Cerca nel blog

martedì 1 novembre 2011

Sono tornato. Vedi qui.



Non tocco il blog dal 10 settembre scorso. E' tanto.

Non è stato certamente un periodo privo di novità, e di eventi: sia buoni che meno buoni.

Tutto è cominciato l'8 settembre, quando sono uscito dal Pd: la notizia è stata ripresa da un po' di parti: ad esempio, tra le altre, qui, qui e qui.
Nella mia lettera di addio chiarivo come, dimettendomi dal Pd, "naturalmente rassegnavo la dimissioni dagli organismi politici di cui facevo parte" e così pure le avrei rassegnate "dagli incarichi amministrativi ai quali sono acceduto candidandomi (e risultando eletto) nelle liste del Partito Democratico".

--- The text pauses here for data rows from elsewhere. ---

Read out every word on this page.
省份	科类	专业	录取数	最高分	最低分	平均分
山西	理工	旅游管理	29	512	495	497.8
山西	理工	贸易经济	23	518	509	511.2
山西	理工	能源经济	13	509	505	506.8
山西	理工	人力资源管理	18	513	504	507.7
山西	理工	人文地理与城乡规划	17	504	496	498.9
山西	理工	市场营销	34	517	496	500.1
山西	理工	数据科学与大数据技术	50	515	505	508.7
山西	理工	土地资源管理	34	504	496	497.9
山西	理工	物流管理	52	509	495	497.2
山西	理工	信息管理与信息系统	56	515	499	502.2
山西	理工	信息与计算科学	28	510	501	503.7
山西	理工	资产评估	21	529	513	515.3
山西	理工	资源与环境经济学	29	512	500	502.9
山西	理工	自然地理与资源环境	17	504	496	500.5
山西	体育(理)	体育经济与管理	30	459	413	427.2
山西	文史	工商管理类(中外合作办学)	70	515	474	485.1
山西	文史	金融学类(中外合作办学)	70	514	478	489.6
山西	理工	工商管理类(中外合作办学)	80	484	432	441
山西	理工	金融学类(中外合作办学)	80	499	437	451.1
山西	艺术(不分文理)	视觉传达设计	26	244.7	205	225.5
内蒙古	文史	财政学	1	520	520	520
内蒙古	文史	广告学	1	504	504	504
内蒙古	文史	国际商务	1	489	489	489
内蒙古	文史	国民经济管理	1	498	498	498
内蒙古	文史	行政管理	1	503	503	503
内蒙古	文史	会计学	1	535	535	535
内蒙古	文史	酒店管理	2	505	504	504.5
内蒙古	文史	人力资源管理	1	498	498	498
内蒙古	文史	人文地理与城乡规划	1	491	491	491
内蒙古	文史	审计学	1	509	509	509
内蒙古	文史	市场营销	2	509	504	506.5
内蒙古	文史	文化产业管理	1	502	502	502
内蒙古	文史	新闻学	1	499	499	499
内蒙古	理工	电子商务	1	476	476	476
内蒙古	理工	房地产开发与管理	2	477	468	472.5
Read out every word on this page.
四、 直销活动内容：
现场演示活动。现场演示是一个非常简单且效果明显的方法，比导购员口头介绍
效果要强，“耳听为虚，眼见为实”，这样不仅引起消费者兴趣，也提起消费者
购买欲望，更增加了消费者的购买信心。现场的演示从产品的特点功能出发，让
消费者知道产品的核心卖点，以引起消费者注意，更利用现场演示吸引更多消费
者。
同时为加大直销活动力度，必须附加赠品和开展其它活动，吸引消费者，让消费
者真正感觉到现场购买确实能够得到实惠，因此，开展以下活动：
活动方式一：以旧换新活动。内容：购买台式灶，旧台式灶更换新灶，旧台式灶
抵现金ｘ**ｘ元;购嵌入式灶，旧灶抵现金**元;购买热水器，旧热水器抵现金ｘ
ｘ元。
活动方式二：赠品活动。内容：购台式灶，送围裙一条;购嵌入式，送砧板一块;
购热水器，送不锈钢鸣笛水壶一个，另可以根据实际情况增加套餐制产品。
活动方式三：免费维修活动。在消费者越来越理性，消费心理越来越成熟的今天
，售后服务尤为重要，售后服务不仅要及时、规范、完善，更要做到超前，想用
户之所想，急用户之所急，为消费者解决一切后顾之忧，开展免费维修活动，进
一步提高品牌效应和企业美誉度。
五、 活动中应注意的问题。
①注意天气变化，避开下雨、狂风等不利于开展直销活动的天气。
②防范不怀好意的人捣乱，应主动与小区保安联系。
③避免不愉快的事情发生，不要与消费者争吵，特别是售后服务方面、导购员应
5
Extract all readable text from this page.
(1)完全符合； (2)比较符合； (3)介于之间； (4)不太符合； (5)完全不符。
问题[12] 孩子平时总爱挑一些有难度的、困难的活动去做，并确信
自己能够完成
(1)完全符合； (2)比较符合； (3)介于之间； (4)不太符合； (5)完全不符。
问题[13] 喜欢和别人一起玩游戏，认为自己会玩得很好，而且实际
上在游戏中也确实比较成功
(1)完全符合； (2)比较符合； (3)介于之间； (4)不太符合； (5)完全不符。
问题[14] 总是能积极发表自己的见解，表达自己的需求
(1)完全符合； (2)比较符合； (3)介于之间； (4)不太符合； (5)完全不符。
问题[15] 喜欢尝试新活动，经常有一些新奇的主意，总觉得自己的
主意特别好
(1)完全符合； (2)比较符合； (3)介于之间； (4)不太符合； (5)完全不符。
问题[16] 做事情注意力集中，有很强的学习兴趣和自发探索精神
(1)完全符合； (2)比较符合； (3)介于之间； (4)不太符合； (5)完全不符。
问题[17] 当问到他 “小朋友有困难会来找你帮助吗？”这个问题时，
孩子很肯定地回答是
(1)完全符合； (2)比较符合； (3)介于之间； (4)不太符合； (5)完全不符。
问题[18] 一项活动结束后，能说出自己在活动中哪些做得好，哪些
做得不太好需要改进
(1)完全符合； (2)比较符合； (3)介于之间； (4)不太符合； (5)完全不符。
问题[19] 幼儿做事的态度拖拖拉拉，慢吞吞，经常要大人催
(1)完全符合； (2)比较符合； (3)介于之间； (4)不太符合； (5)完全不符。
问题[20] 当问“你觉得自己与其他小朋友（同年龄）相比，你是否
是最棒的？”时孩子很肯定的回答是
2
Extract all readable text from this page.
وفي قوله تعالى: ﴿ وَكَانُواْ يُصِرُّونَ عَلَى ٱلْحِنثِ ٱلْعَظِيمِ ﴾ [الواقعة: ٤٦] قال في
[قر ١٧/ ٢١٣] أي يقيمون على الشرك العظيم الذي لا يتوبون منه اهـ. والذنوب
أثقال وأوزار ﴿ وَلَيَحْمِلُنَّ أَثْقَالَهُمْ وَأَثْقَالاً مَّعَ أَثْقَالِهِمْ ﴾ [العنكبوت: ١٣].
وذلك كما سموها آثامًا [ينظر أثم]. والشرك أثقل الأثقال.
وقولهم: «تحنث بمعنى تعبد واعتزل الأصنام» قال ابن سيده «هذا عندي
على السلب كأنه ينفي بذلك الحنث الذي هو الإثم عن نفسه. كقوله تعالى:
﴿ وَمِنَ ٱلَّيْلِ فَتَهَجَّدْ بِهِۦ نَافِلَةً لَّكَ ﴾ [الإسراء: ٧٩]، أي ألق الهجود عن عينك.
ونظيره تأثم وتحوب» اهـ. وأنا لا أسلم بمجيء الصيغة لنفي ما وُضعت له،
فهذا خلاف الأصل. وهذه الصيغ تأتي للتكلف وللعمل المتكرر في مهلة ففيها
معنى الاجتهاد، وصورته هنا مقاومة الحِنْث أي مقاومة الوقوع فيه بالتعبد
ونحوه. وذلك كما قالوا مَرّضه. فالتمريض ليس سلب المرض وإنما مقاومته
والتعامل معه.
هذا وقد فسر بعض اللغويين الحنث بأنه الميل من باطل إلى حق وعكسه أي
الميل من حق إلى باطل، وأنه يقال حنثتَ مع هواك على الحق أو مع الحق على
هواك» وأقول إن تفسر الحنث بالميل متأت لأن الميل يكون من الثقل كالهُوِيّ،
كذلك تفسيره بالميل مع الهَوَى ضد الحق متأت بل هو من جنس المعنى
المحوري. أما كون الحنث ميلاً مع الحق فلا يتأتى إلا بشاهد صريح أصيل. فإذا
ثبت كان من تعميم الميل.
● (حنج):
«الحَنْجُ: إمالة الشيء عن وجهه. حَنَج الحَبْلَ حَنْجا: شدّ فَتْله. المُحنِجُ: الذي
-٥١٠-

Io sono uno di parola; quindi il successivo 16 settembre l'ho fatta, questa seconda cosa: mi sono dimesso dal Consiglio Comunale di Vercelli (vedi qui e il video, qui).
Del mio addio, al Pd e al Consiglio, ne hanno parlato - extra web - anche alcuni giornali locali: vedi qui, qui e qui. Qualcuno è stato anche particolarmente gentile, nel commentarlo: vedi qui.
Nella lettera di sopra scrivevo anche che la mia storia politica non sarebbe finita con l'uscita dal Pd.
Infatti, dopo lunga riflessione, e tra altri piccoli (e meno piccoli) casini che nel frattempo si presentavano, decidevo di seguire Gianluca Susta in una nuova avventura "nel mare aperto della politica", come l'ha definita lui; impresa, questa, per cui il medesimo Susta era già stato additato come matto. Siccome a me piacciono i matti, o almeno quel tipo di matti, non avevo avuto troppe difficoltà a dirgli di si. L'idea di smetterla con le ipocrisie e i velleitarismi di un partito mai nato, e l'entusiasmo di poter guardare a un nuovo soggetto politico realmente riformista (che - dice la stampa, non a torto - guarda a Montezemolo: cioè ad Italia Futura), e addirittura provare a costruirlo, insieme a gente "normale" (nel senso di non politici), mi portavano ad annunciare (e a veder annunciata: vedi qui) la mia partecipazione al meeting programmato a Torino per il 22.9 scorso. Cioè il lancio di "Piemonte al Centro" (vedi qui), fissato per quel giorno all'Hotel Ambasciatori, a Torino.
Io però all'Hotel Ambasciatori, a Torino, quel 22.9 non ci sarei arrivato: vedi qui.
Rimessomi a posto avevo un bel po' di arretrati di lavoro ed altre cose da smaltire.
Il mese di ottobre è trascorso dunque soprattutto a fare questo; e un po' anche a incontrare persone che volevano capire meglio cosa fosse, cosa sia, questo Piemonte al Centro.
Verso la fine del mese c'è stato un po' di guazzabuglio in quel Consiglio Comunale che per tanti anni ho frequentato. Il mio giovane pupillo leostraussiano, Emanuele Pozzolo (che nel frattempo si è laureato: complimenti), ha pensato bene - insieme alla Lega - di votare una mozione del centrosinistra che di fatto chiude all'ipotesi di realizzare un nuovo termovalorizzatore a Vercelli (ipotesi, questa, su cui io, invece, da sempre sono favorevole: vedi infra nel blog).
Il successivo venerdì, davanti ad una birra, chiacchierando sul tema di cui sopra con l'amico Fabrizio Finocchi, ex (ottimo e competente) assessore provinciale all'ambiente (del Pdl), concordando su tutta la linea, e ritenendo - banalmente, forse..- che i problemi vadano affrontati, abbiamo deciso di prendere - insieme - carta e penna. Tra sabato e domenica lo abbiamo fatto. Poi abbiamo spedito.
E così vedi qui, qui e qui. E già che ci siamo anche qui.
Insomma: vedi qui, un po' tutto quel che è capitato; e soprattutto, ripartendo da qui, vediamo insieme quel che sarà.
Io sono tornato.

[Ehi, I'm back]



1 commento:

Andrea Tarquini ha detto...

Un doveroso aggiornamento insomma....tra i vari incidenti di percorso non hai citato il tuo amore sconsiderato per Osvaldo, uno di noi.